While OPSEU fights for professors, instructors, counsellors and librarians; some of them want to avoid the strike altogether, despite admitting contracts need to be changed.
“I don’t want to go on strike. I’m not sure how I’ll survive, but I’m worried about my security, I’m worried about other contract workers. I want more benefit coverage during the time that I’m not working, so yes I think that wages have to rise with a new contract,” a teacher in the English for academic purposes program said who preferred to stay anonymous.
Andrew Leopold, Humber’s director of communications, said that a strike isn’t necessarily imminent if OPSEU and the College Council can’t come to an agreement by Oct. 15. The union would have to give a five-day warning of the strike.
“Bargaining is ongoing. We’ll see if a settlement is reached. In the event of a strike, Humber, like all the other colleges would be given a five-day notice from the union that they intend to strike,” Leopold said.
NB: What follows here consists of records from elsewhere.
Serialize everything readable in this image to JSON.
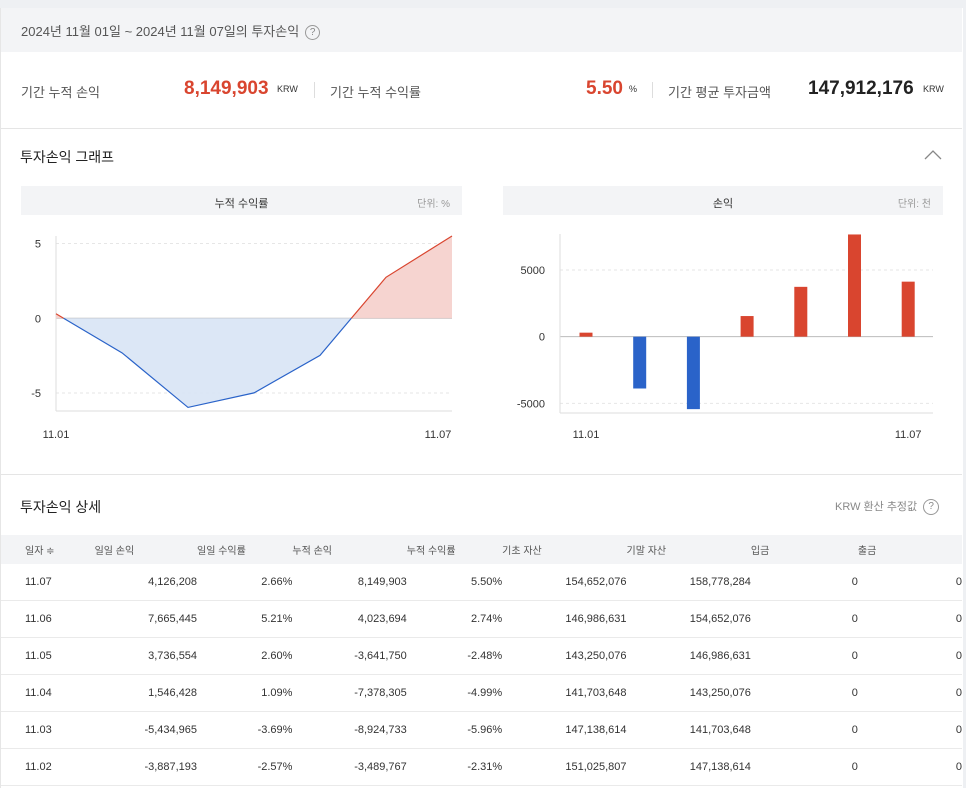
{
  "header": {
    "range_text": "2024년 11월 01일 ~ 2024년 11월 07일의 투자손익",
    "help_icon": "?"
  },
  "summary": {
    "cum_profit_label": "기간 누적 손익",
    "cum_profit_value": "8,149,903",
    "cum_profit_unit": "KRW",
    "cum_return_label": "기간 누적 수익률",
    "cum_return_value": "5.50",
    "cum_return_unit": "%",
    "avg_invest_label": "기간 평균 투자금액",
    "avg_invest_value": "147,912,176",
    "avg_invest_unit": "KRW"
  },
  "graph_section": {
    "title": "투자손익 그래프",
    "collapse_icon": "chevron-up-icon"
  },
  "chart_data": [
    {
      "type": "area",
      "title": "누적 수익률",
      "unit_label": "단위: %",
      "x": [
        "11.01",
        "11.02",
        "11.03",
        "11.04",
        "11.05",
        "11.06",
        "11.07"
      ],
      "x_tick_labels": [
        "11.01",
        "11.07"
      ],
      "values": [
        0.3,
        -2.31,
        -5.96,
        -4.99,
        -2.48,
        2.74,
        5.5
      ],
      "yticks": [
        5,
        0,
        -5
      ],
      "ylim": [
        -6,
        5.5
      ],
      "colors": {
        "positive": "#d9452f",
        "negative": "#2a63c9"
      },
      "grid": true
    },
    {
      "type": "bar",
      "title": "손익",
      "unit_label": "단위: 천",
      "x": [
        "11.01",
        "11.02",
        "11.03",
        "11.04",
        "11.05",
        "11.06",
        "11.07"
      ],
      "x_tick_labels": [
        "11.01",
        "11.07"
      ],
      "values": [
        300,
        -3887,
        -5435,
        1546,
        3737,
        7665,
        4126
      ],
      "yticks": [
        5000,
        0,
        -5000
      ],
      "ylim": [
        -5500,
        7700
      ],
      "colors": {
        "positive": "#d9452f",
        "negative": "#2a63c9"
      },
      "grid": true
    }
  ],
  "detail_section": {
    "title": "투자손익 상세",
    "note": "KRW 환산 추정값",
    "columns": [
      "일자 ≑",
      "일일 손익",
      "일일 수익률",
      "누적 손익",
      "누적 수익률",
      "기초 자산",
      "기말 자산",
      "입금",
      "출금"
    ],
    "rows": [
      [
        "11.07",
        "4,126,208",
        "2.66%",
        "8,149,903",
        "5.50%",
        "154,652,076",
        "158,778,284",
        "0",
        "0"
      ],
      [
        "11.06",
        "7,665,445",
        "5.21%",
        "4,023,694",
        "2.74%",
        "146,986,631",
        "154,652,076",
        "0",
        "0"
      ],
      [
        "11.05",
        "3,736,554",
        "2.60%",
        "-3,641,750",
        "-2.48%",
        "143,250,076",
        "146,986,631",
        "0",
        "0"
      ],
      [
        "11.04",
        "1,546,428",
        "1.09%",
        "-7,378,305",
        "-4.99%",
        "141,703,648",
        "143,250,076",
        "0",
        "0"
      ],
      [
        "11.03",
        "-5,434,965",
        "-3.69%",
        "-8,924,733",
        "-5.96%",
        "147,138,614",
        "141,703,648",
        "0",
        "0"
      ],
      [
        "11.02",
        "-3,887,193",
        "-2.57%",
        "-3,489,767",
        "-2.31%",
        "151,025,807",
        "147,138,614",
        "0",
        "0"
      ]
    ]
  }
}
Despite Bolf’s beliefs that the two sides are bargaining to create a better educational experience for students, not everyone would agree.
Don Sinclair, Chief Executive Officer of the College Employer Council, believes colleges throughout Ontario have been successful with the current agreement in place.
“The college is celebrating 50 years. There’s a high level of student satisfaction, a high level of employer satisfaction, and good graduate placement. The union will tell you colleges are broken that’s not our view, colleges aren’t perfect by any means but we have a great track record,” Sinclair said.
While Sinclair admits the two sides are looking for an agreement one doesn’t seem imminent to the Chief Executive officer.
“Right now, we are miles apart,” Sinclair said about coming to an agreement.